Свечки сквозь нейлон теплятся, чайник пофыркивает и глинтвейн поварёшкой. Идиллия. Но - строго по приглашениям. Только секьюрити не хватает. На входе.
Сожалеем, но сегодня - частная вечеринка. Покажите вашу визитку...
Мужиков даже искать не пошли. Поводили окулярами сверху и успокоились. Нас сфотографировали, как мы конус лавинный топчем со "школой"- а всё равно больше не с кем было - и убрались все. И, как назло, заволакивать стало. Теперь снизу только пешком, а пока спасы подойдут, часов двадцать пройдёт, как пить дать. Не успеют они, короче. Словом, жопа полная: эти висят по-прежнему, идти туда некому, спасатели через сутки, и весь актив - отделение "школы". Пять человек. Четыре дня в горах. Впервые, естественно. Хоть в одиночку иди. И стрёмно, и сукой себя при этом чувствуешь распоследней. Такой вот расклад. Поэтому когда этот кекс объявился - как камень с души, честное слово. Подошла, перетёрли. Держатся вроде уверенно, хотя дама его, конечно... Но, в общем, ладно - не главное. Собрались. Сняли со "школы" верёвки, какие остались, и двинули. Точь-в-точь по следам. Я ешё украдкой переплюнула и по лбу постучала, гляжу - он то же самое сделал и, вдобавок, пальцы скрестил. На удачу, значит. Ну, вроде наш человек, слава богу! Только вот скво его... Ну, левая совершенно! Ледоруб держит - глаза бы не видели. Ей-богу, лучше б из "школы" кого взяли и то больше пользы было бы. Но иду, помалкиваю: шоу-то не моё. Вдруг вижу, ёшкин коробок, догоняет нас кто-то! И ладно бы кто - Бандос, раздолбай недоделаный, собственной персоной!

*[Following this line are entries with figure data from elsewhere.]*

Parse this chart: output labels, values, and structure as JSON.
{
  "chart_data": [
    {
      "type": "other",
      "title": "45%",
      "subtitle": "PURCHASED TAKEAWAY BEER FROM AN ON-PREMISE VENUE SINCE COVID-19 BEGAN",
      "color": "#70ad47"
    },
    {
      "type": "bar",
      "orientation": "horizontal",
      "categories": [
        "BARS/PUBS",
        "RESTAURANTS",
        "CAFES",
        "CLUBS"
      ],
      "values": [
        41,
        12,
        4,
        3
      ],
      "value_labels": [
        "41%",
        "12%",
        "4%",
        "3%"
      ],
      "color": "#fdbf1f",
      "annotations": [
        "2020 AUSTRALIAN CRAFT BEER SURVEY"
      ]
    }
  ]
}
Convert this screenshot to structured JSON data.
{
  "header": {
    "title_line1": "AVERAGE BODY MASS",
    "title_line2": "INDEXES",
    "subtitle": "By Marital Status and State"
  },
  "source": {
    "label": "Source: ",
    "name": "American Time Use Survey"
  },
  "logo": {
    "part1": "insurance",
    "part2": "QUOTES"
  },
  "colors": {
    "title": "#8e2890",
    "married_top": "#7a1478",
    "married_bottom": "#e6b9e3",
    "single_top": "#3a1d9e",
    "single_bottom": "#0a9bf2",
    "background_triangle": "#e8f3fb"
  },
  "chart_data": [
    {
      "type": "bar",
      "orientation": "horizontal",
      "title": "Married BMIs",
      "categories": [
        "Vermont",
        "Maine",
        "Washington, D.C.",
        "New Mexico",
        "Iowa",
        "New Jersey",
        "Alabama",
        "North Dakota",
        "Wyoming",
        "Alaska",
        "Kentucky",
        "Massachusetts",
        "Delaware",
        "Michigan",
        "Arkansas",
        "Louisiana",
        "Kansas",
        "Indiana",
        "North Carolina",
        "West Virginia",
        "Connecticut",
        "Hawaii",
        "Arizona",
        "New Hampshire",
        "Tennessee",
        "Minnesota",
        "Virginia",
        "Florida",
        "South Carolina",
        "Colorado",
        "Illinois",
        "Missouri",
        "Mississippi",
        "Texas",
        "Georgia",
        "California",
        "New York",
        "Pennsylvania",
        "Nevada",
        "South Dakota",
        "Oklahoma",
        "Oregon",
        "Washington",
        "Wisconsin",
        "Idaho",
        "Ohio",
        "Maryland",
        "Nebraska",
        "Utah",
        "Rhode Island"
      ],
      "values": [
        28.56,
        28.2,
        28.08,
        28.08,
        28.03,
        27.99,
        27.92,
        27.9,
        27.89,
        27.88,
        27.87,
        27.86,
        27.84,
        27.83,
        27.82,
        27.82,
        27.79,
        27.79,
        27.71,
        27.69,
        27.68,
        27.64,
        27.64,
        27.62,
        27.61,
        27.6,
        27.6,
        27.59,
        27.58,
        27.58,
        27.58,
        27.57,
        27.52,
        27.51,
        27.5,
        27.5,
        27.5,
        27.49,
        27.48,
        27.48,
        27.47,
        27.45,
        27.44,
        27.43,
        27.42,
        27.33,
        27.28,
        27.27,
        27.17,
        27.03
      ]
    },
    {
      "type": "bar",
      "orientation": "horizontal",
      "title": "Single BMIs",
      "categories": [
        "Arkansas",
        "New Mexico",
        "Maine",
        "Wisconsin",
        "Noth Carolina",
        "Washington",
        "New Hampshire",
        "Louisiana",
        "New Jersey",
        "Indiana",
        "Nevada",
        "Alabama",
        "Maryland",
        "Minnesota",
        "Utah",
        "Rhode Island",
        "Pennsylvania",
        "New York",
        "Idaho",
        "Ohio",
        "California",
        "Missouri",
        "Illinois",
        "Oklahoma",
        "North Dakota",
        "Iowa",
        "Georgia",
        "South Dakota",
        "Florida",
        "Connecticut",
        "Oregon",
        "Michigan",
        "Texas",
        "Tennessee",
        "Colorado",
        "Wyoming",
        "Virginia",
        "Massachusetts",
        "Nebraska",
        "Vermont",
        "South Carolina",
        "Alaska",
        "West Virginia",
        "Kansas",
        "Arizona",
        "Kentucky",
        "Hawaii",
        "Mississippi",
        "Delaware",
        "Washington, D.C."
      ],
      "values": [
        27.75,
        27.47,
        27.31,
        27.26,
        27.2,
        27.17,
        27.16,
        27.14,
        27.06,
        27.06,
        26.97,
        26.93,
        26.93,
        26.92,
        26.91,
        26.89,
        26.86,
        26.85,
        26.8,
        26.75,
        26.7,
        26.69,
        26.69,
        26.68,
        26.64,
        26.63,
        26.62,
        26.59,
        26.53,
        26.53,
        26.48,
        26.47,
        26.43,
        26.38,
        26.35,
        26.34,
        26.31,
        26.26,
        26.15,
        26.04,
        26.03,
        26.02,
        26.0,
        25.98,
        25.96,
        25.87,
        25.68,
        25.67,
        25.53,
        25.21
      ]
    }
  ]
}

Бандос был огромен, шумён, неуклюж и громоздок. Ему было девятнадцать, сам чёрт ему был не брат и никто в лагере не воспринимал его всерьёз. Он постоянно сипел, хрипел, дохал, отхаркивал, хукал - что-то у него было с лёгкими - и при этом беспрестанно курил жуткие, вонючие до остановки дыхания сигареты типа "Тамбовский Вожак". Считал себя записным остряком и щедро демонстрировал окружающим образчики пубертатного юмора, отчего окружающих брала оторопь и не покидало ощущение неловкости. Толстый и неповоротливый, Бандос рвал палатки, опрокидывал котелки, прожигал примусом спальники и без конца терял казённое снаряжение. Инструктора вешались. Даже Женя Зябликов - Царство ему Небесное! - интеллигент генетический, со всеми на "вы", и тот не выдержал: на третий день занятий стал то и дело отходить в сторонку, где вполголоса, грязно, как дембель, комментировал происходящее.

А ещё Бандос пах. Как у всех толстяков, его вегетатика оставляла желать лучшего, и при малейшей нагрузке он сильно потел. В первый же день его ласково прозвали Потным Слоником, но после пары ночёвок никто не соглашался жить с ним в одной палатке. У него пахло всё. Каждая часть его необъятного тела издавала неповторимый и редкий по своей интенсивности запах. У него пах даже спальник - выданый при продаже за утиный, пух которым он был набит, оказался на проверку собачьим и после первого же намокания от него несло, как от эскимосской упряжки...

И такое вот чудо, лучезарно улыбаясь, догоняло нас сейчас на первом подъёме. Оно хрипело и задыхалось, но сияло как начищенное, ни секунды не сомневаясь в том, что ему сейчас же простят все грехи и, хлопнув по плечу со словами "Молодец, старина!", немедленно примут в компанию.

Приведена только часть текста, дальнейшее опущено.